Although not officially retired, Peng, 35, has not been in a sanctioned game for almost two years.

This did not alleviate the growing chorus of concerns for his well-being.

“I am devastated and shocked,” Serena Williams wrote on Twitter.

“I hope she is safe and found as soon as possible. This must be investigated and we must not remain silent. Sending love to her and her family during this incredibly difficult time. “

Williams added a photo of a smiling Peng with the hashtag “#whereispengshuai”

Other current and former stars have tweeted similar sentiments, including Naomi Osaka, Billie Jean King, Martina Navratilova and Chris Evert.

“Yes, these accusations are very disturbing,” Evert wrote on Twitter. “I have known Peng since she was 14; we should all be concerned; This is serious; Where is she?
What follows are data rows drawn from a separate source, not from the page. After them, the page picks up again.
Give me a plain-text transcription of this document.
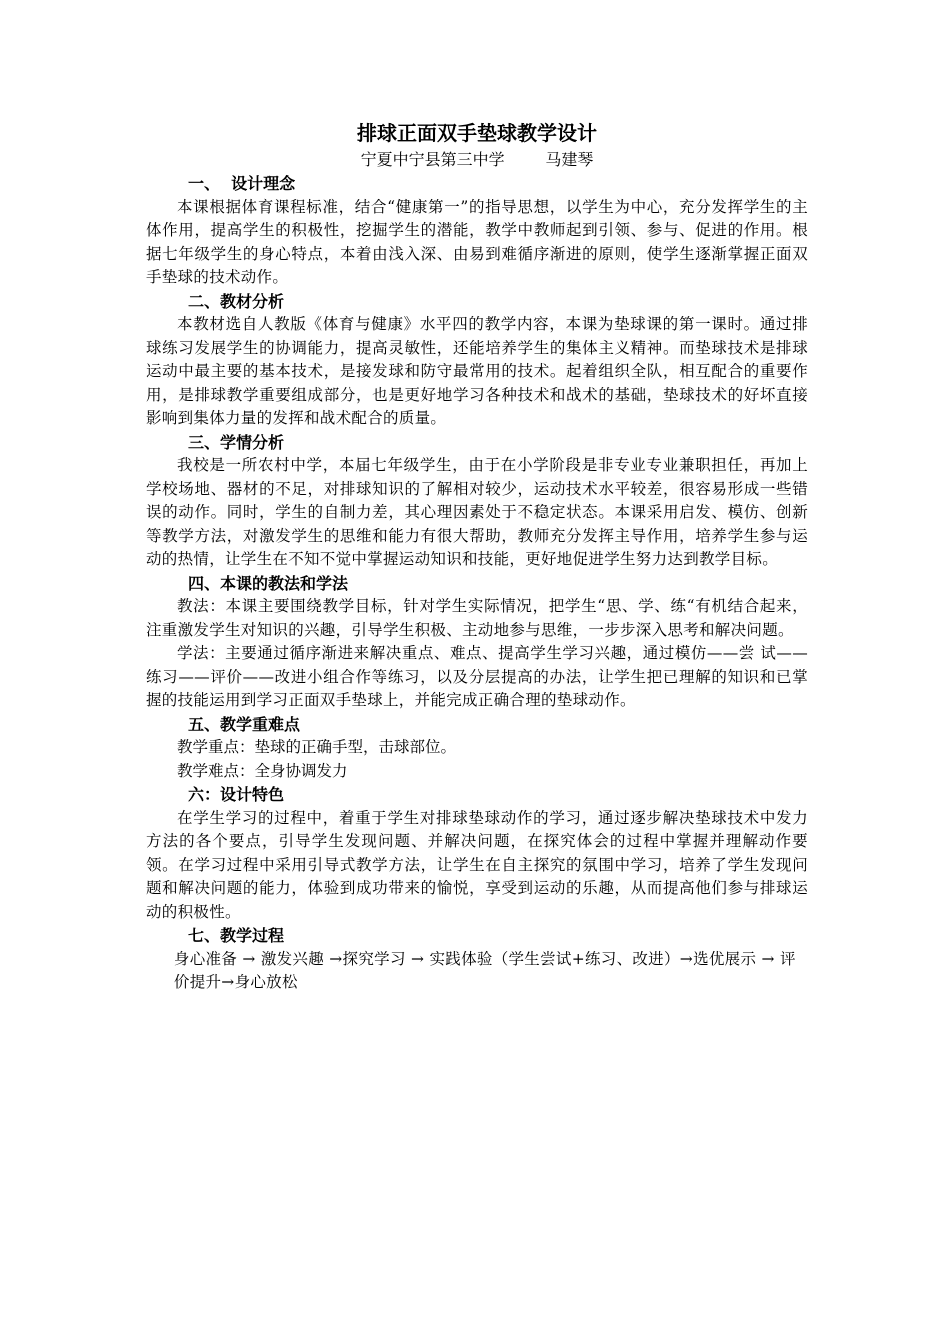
排球正面双手垫球教学设计

宁夏中宁县第三中学        马建琴

一、  设计理念

本课根据体育课程标准，结合“健康第一”的指导思想，以学生为中心，充分发挥学生的主体作用，提高学生的积极性，挖掘学生的潜能，教学中教师起到引领、参与、促进的作用。根据七年级学生的身心特点，本着由浅入深、由易到难循序渐进的原则，使学生逐渐掌握正面双手垫球的技术动作。

二、教材分析

本教材选自人教版《体育与健康》水平四的教学内容，本课为垫球课的第一课时。通过排球练习发展学生的协调能力，提高灵敏性，还能培养学生的集体主义精神。而垫球技术是排球运动中最主要的基本技术，是接发球和防守最常用的技术。起着组织全队，相互配合的重要作用，是排球教学重要组成部分，也是更好地学习各种技术和战术的基础，垫球技术的好坏直接影响到集体力量的发挥和战术配合的质量。

三、学情分析

我校是一所农村中学，本届七年级学生，由于在小学阶段是非专业专业兼职担任，再加上学校场地、器材的不足，对排球知识的了解相对较少，运动技术水平较差，很容易形成一些错误的动作。同时，学生的自制力差，其心理因素处于不稳定状态。本课采用启发、模仿、创新等教学方法，对激发学生的思维和能力有很大帮助，教师充分发挥主导作用，培养学生参与运动的热情，让学生在不知不觉中掌握运动知识和技能，更好地促进学生努力达到教学目标。

四、本课的教法和学法

教法：本课主要围绕教学目标，针对学生实际情况，把学生“思、学、练“有机结合起来，注重激发学生对知识的兴趣，引导学生积极、主动地参与思维，一步步深入思考和解决问题。

学法：主要通过循序渐进来解决重点、难点、提高学生学习兴趣，通过模仿——尝 试——练习——评价——改进小组合作等练习，以及分层提高的办法，让学生把已理解的知识和已掌握的技能运用到学习正面双手垫球上，并能完成正确合理的垫球动作。

五、教学重难点

教学重点：垫球的正确手型，击球部位。

教学难点：全身协调发力

六：设计特色

在学生学习的过程中，着重于学生对排球垫球动作的学习，通过逐步解决垫球技术中发力方法的各个要点，引导学生发现问题、并解决问题，在探究体会的过程中掌握并理解动作要领。在学习过程中采用引导式教学方法，让学生在自主探究的氛围中学习，培养了学生发现问题和解决问题的能力，体验到成功带来的愉悦，享受到运动的乐趣，从而提高他们参与排球运动的积极性。

七、教学过程

身心准备 → 激发兴趣 →探究学习 → 实践体验（学生尝试+练习、改进）→选优展示 → 评价提升→身心放松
Is she safe? Any information would be appreciated.

Showing much more backbone than the IOC, the WTA chief strongly condemned China’s actions – no small gesture given the group’s attempts to strengthen its presence in this lucrative market.

In light of China’s backlash when other sports figures, including those in the NBA, criticized its human rights record, the statement by WTA Chief Executive Officer Steve Simon will certainly lead to serious financial complaints for the women’s tennis tour.

That didn’t stop him from speaking out – boldly, without mince words.

“Peng Shuai, and all women, deserve to be heard, not censored,” said Simon.

“We commend Peng Shuai for his remarkable courage and strength in coming forward.”

He added: “We expect this issue to be addressed properly, which means that the allegations must be investigated thoroughly, fairly, transparently and without censorship. Our top and steadfast priority is health and the safety of our players. We speak out for justice. finished. “

The IOC is expected to make a similar statement, but we will not hold our breath.

Seriously, Mr. Bach, you don’t have a spine?